Connecting to data sources through the internet - Using Microsoft Power BI with the AWS Cloud

Connecting to data sources through the internet

In this model, the Power BI Desktop application places an outbound connection that is routed over the internet to an IP address of an internet-accessible AWS data source. For example, Amazon RDS and Amazon Redshift, which are instantiated within a customers’ Amazon Virtual Private Cloud (Amazon Amazon VPC), support the public accessibility option to make instances accessible over the internet. Amazon Athena can be queried directly from the internet by using the service endpoint for your specific Region.


          A diagram depicting Power BI connectivity to AWS data sources over the
            internet.

Power BI connectivity to AWS data sources over the internet

Although this method of connectivity is technically possible, we don’t recommend it for anything other than a small number of users. The following table lists important considerations.
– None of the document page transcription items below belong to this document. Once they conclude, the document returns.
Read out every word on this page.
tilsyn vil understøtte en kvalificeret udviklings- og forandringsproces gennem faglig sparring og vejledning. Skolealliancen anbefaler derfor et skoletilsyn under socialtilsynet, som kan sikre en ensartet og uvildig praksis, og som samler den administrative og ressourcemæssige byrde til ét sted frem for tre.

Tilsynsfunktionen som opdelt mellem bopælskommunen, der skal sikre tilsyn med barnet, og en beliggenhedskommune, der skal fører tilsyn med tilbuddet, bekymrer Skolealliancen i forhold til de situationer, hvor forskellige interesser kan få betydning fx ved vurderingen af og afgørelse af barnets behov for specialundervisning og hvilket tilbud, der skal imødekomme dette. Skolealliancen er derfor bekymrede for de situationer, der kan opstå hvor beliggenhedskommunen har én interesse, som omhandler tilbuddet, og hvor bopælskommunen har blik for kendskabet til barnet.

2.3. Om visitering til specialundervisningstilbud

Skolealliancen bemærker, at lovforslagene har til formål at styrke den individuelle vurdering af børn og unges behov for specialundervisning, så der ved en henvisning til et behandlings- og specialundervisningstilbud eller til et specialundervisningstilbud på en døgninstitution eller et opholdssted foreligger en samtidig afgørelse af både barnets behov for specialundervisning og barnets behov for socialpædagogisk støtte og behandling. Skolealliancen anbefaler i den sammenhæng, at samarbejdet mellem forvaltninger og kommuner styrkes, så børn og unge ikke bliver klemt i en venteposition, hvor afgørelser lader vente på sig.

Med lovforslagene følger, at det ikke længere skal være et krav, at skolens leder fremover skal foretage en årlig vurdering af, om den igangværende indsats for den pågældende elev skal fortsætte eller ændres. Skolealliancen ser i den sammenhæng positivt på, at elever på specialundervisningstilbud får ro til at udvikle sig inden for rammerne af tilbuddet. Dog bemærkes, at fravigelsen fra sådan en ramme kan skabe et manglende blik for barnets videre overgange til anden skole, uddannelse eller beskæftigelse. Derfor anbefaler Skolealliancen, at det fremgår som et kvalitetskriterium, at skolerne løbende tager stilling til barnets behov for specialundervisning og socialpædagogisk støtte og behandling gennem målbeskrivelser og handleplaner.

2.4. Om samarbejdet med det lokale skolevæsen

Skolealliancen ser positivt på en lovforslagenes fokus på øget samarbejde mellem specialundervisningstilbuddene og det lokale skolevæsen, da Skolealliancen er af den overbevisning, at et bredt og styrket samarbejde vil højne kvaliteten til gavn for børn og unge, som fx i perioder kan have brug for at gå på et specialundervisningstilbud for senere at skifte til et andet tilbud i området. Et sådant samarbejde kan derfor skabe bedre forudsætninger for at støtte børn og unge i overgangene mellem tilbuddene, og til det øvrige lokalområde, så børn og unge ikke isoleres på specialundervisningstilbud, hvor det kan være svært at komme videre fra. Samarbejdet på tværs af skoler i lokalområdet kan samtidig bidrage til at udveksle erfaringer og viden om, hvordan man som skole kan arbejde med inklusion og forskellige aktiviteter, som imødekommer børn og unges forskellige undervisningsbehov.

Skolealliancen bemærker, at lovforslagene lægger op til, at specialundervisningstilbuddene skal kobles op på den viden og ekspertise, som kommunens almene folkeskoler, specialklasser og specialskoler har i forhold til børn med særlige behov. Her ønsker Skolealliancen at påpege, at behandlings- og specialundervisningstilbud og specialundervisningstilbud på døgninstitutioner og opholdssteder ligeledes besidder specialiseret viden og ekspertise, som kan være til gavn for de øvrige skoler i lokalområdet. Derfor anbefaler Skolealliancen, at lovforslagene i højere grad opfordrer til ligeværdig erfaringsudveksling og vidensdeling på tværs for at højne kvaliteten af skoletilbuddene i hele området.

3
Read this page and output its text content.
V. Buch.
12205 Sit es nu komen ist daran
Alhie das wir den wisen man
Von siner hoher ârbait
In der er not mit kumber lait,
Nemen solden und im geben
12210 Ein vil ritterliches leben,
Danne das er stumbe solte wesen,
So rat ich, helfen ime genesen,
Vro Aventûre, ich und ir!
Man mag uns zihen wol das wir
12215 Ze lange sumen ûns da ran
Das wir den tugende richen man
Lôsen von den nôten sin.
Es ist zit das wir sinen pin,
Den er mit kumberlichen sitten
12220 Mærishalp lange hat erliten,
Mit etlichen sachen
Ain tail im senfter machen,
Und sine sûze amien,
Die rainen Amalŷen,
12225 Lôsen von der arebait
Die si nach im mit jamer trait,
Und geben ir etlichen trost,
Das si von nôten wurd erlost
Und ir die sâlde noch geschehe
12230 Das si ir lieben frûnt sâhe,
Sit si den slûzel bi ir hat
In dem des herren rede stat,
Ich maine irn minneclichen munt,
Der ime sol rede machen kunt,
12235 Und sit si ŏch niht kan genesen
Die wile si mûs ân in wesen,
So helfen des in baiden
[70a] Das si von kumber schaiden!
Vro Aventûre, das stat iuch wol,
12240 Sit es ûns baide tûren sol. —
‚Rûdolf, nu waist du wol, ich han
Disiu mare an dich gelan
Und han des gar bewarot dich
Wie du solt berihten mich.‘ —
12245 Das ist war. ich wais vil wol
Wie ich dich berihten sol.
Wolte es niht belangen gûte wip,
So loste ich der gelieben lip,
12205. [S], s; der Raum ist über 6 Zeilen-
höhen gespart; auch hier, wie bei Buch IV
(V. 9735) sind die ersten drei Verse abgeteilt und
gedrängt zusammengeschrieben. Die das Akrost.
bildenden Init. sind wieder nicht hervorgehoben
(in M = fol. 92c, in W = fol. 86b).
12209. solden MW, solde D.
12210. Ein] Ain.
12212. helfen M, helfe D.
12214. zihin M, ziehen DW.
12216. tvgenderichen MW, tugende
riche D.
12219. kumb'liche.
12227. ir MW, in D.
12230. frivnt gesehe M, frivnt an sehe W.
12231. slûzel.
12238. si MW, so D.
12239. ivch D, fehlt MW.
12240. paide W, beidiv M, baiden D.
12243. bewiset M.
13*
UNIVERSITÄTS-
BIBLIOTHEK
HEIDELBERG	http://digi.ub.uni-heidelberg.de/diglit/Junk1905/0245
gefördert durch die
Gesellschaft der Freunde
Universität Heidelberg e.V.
Table 1 — Considerations for accessing AWS data sources over the internet

Criteria Considerations for accessing AWS data sources over the internet
Network connectivity Data sources are available by connecting to private IP addresses in a VPC, or using a regional or VPC service endpoint. Power BI Desktop connects via VPN and either accesses data sources directly (Amazon RDS, Amazon Redshift, Amazon EC2-based data sources), or for services with a regional endpoint (Amazon Athena) by using a private VPC endpoint or the regional endpoint, depending on the DNS configuration.
Security

IP access control

A security group acts as a virtual firewall for your instance to control inbound and outbound traffic. In order to limit access to trusted entities, configure security groups to only allow inbound IP ranges associated with known Classless Inter-Domain Routing (CIDR) ranges.

Encryption in transit

AWS recommends that you configure encryption for any data sources that use public IP addresses, such as Amazon RDS, Amazon Redshift, or any Amazon EC2-based data sources. This ensures that the risk of data or credentials being compromised while in transit, is reduced. Failure to configure encryption represents a significant risk. Do not overlook this aspect.

Regional service endpoints, such as Amazon Athena, are TLS encrypted. In addition, Amazon Athena query results that stream to JDBC or ODBC clients are encrypted using Transport Layer Security (TLS).

Authentication and authorization

AWS recommends that you use credentials that provide read-only access to datasets, and set up processes to rotate credentials per your company policy.

Performance

Some factors that might impact the overall Power BI Desktop performance when accessing AWS data sources over the internet include:

  • The size of the dataset being accessed. Larger datasets take longer to retrieve. We recommend limiting queries and using filters to reduce the amount of data retrieved over the internet.

  • The quality of the internet connection, including bandwidth, latency, and packet loss. Where possible, access data in AWS Regions which you are geographically close to in order to reduce the effect of latency. If your internet is shared, consider loading data sources at off peak times and ensuring that enough bandwidth is available.

In general, AWS recommends testing the experience at different times of the day, with different datasets, and with progressively larger number of users.

Cost Data sources that reside in a VPC and are queried using public IP address over the internet incur standard Amazon VPC data egress charges. In order to reduce costs, we recommend limiting queries and using filters to reduce the amount of data retrieved over the internet.